CLARK FREEPORT – A 65-year-old lawyer-businessman, who had been a scholar of San Beda College’s Benedictine priests from elementary to college, is set to assume post this week as the new president of the state-owned Clark Development Corp. (CDC) which runs this freeport.
A member of the CDC board of trustees said Pres. Aquino named businessman and lawyer Arthur Tugade, a native of Claveria, Quezon who grew up in Quezon City, to assume the CDC post which was left vacant since the resignation of former Dumaguete City mayor Felipe Remollo last April, with mere officers-in-charge running the state firm since then.
Former Armed Forces chief of staff Eduardo Oban initially took over Remollo’s post as CDC officer-in-charge, until his recent appointment as undersecretary of the Department of Transportation and Communications (DOTC). CDC director Francis Elum then assumed post as officer-in-charge.
Tugade was reported to have met with members of the CDC board of directors and some CDC department managers in preparation for his takeover.
The source, who asked not to be named pending Tugade’s assumption into office, said the new CDC chief was a recommendee of Finance Sec. Cesar Purissima.
Tugade is the founder of the Perry’s Group of Companies, a firm named after his deceased son.
The company website said Tugade “spent most of his childhood in the slum areas of TatalonEstates in Quezon City after a fire destroyed their house.”
“He would have continued to live a life of misery and poverty had it not been for the kind intervention of the priests of San Beda. Seeing the potential in the precocious child, they awarded him with an educational scholarship, allowing him to study at their school from Grade 1 until he finished Law,” the site added.

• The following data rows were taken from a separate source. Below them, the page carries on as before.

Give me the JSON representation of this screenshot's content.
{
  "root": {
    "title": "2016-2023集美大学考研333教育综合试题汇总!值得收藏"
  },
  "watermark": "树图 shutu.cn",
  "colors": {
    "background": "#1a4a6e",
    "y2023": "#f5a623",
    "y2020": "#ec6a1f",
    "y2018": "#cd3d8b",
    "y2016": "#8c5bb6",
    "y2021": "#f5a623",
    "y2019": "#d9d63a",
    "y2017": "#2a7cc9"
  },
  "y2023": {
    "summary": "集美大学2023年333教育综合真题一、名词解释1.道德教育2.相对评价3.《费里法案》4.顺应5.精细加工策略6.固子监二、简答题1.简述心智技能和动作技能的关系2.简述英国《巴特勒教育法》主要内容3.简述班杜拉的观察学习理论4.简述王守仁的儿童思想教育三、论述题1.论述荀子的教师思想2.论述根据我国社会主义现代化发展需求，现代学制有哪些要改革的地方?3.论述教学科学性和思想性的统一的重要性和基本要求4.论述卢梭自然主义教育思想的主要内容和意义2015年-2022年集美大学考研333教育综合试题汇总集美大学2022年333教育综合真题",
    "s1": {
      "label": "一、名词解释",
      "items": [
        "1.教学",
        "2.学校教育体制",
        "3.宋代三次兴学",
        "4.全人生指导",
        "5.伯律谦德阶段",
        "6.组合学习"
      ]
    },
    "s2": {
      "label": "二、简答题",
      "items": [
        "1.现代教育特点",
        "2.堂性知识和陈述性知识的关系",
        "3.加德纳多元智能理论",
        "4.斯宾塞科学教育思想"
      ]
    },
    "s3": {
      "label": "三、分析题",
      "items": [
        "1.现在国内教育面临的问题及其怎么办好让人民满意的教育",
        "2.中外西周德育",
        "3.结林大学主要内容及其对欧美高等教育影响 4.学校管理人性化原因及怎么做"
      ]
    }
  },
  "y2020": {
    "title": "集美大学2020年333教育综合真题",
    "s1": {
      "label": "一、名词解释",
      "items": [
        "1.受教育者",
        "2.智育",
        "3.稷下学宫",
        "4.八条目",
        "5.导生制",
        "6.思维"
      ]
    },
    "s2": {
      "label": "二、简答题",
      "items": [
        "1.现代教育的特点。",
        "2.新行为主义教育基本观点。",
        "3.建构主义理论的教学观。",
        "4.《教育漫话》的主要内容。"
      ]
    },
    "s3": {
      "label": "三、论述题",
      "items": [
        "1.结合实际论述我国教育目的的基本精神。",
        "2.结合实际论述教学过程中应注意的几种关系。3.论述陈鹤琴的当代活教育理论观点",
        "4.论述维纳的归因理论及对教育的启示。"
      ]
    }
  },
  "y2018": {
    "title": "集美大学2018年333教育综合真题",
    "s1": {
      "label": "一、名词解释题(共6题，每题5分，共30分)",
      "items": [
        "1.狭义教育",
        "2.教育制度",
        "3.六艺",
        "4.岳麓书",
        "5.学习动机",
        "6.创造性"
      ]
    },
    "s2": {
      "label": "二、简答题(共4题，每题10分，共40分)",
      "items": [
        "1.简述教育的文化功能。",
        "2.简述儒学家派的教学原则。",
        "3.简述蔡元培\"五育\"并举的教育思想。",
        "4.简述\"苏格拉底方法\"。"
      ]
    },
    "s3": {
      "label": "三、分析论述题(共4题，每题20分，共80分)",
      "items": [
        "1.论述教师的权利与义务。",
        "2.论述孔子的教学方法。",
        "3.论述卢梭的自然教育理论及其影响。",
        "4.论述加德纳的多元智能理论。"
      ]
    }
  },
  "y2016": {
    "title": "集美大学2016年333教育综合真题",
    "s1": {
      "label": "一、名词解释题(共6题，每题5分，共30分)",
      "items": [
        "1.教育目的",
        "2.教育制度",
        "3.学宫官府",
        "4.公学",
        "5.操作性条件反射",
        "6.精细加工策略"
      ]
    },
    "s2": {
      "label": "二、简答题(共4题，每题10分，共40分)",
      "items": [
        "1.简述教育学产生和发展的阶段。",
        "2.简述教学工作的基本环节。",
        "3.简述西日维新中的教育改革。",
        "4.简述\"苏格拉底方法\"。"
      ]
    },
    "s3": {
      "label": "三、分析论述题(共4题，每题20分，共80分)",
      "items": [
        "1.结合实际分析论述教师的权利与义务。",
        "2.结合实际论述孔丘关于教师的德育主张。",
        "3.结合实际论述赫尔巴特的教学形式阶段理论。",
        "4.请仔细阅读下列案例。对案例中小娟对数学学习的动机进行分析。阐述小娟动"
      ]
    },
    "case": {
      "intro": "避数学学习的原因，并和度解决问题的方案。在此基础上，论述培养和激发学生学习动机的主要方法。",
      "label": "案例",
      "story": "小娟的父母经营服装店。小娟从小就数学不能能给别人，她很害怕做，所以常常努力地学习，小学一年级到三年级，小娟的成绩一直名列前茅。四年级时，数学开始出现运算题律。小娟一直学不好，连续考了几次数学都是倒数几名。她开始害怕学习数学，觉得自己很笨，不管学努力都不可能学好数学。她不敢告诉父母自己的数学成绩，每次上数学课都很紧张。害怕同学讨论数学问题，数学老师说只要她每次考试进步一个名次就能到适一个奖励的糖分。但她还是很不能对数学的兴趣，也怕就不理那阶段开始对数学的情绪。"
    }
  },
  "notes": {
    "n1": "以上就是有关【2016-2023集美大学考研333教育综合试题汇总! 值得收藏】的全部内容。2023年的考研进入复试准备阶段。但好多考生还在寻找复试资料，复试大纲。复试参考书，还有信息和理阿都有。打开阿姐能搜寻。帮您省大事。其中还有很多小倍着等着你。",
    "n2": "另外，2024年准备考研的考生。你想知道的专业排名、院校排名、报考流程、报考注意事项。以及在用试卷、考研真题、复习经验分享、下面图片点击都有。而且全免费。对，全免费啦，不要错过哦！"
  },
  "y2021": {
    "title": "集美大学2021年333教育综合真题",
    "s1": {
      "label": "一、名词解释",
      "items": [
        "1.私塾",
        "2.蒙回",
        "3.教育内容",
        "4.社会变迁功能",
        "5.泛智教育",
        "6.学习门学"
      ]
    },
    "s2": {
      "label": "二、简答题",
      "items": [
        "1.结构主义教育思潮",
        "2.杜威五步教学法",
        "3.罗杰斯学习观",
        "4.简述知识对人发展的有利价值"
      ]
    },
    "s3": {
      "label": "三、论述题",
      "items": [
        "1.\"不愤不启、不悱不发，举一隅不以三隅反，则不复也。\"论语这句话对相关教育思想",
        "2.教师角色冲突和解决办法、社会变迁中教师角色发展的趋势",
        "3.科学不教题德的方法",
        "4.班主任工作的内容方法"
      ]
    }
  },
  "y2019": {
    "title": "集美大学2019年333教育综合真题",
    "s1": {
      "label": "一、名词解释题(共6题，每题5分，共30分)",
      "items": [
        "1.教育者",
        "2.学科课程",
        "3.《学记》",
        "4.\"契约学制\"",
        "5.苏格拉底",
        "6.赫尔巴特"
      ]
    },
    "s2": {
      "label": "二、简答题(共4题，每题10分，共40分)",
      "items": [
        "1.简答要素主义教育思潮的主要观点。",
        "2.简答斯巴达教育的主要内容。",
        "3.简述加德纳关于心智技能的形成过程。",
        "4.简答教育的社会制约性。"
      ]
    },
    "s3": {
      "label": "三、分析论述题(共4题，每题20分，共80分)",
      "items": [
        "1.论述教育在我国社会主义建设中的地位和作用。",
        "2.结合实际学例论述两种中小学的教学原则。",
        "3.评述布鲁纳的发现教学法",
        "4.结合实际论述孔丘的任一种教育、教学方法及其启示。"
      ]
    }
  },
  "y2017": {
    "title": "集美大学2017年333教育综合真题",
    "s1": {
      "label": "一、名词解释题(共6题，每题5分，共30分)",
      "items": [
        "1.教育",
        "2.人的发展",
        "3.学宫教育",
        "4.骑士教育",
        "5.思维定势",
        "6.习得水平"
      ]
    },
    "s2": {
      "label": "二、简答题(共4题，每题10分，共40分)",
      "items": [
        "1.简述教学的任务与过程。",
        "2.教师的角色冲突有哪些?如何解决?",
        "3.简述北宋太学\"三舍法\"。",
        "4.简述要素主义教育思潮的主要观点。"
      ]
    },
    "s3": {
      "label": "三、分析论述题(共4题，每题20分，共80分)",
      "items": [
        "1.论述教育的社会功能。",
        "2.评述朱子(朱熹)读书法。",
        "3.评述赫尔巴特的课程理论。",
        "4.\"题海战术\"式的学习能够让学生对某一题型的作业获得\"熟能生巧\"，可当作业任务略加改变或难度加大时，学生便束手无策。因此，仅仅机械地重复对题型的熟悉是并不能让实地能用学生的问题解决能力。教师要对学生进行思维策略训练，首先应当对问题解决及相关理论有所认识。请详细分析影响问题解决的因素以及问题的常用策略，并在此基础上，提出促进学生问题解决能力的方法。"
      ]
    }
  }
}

Tugade used to work with the Transnational Group of Companies which he co-founded, until the death of his son Perry prompted him to run a family enterprise to be closer to his family,although his children had already grown up.
Tugade initially established Perry’s Realty which did not succeed, until he and his sons Paul Louie and Jay-Art went into a logistics business that offered “a unique way to package their services to clients.”
The company’s website said Perry’s has “grown by leaps and bounds over the last 10 years” and that “from a company that started with only 8 employees, Perry’s Group now has 391 employees, with interests in logistics, trucking, equipment leasing, fuel distribution, and retail.”
Later they branched into other areas including trucking and equipment leasing and fuel business operating 16 Chevron gasoline stations mostly situated south of Metro Manila.
“Tugade had his children working odd, menial jobs: from his eldest daughter Pilar Luz to Paul Louie who worked as a janitor, Jay-Art as a laborer, and Finina as a telephone operator. Having seen how it’s like at the bottom of the corporate rung, they have a better perspective of the company as a whole,” the website said.
Today, however, his children hold key positions in the company. Pilar Luz is managing the company’s clothing business and is based in New Jersey, Paul Louie is the president and CEO of the Logistics Division. Jay-Art is the president of the Products and Services Division whileFinina is the president of Fizzfashion Mercantile & Trading Inc., which manages Chocolate Clothing.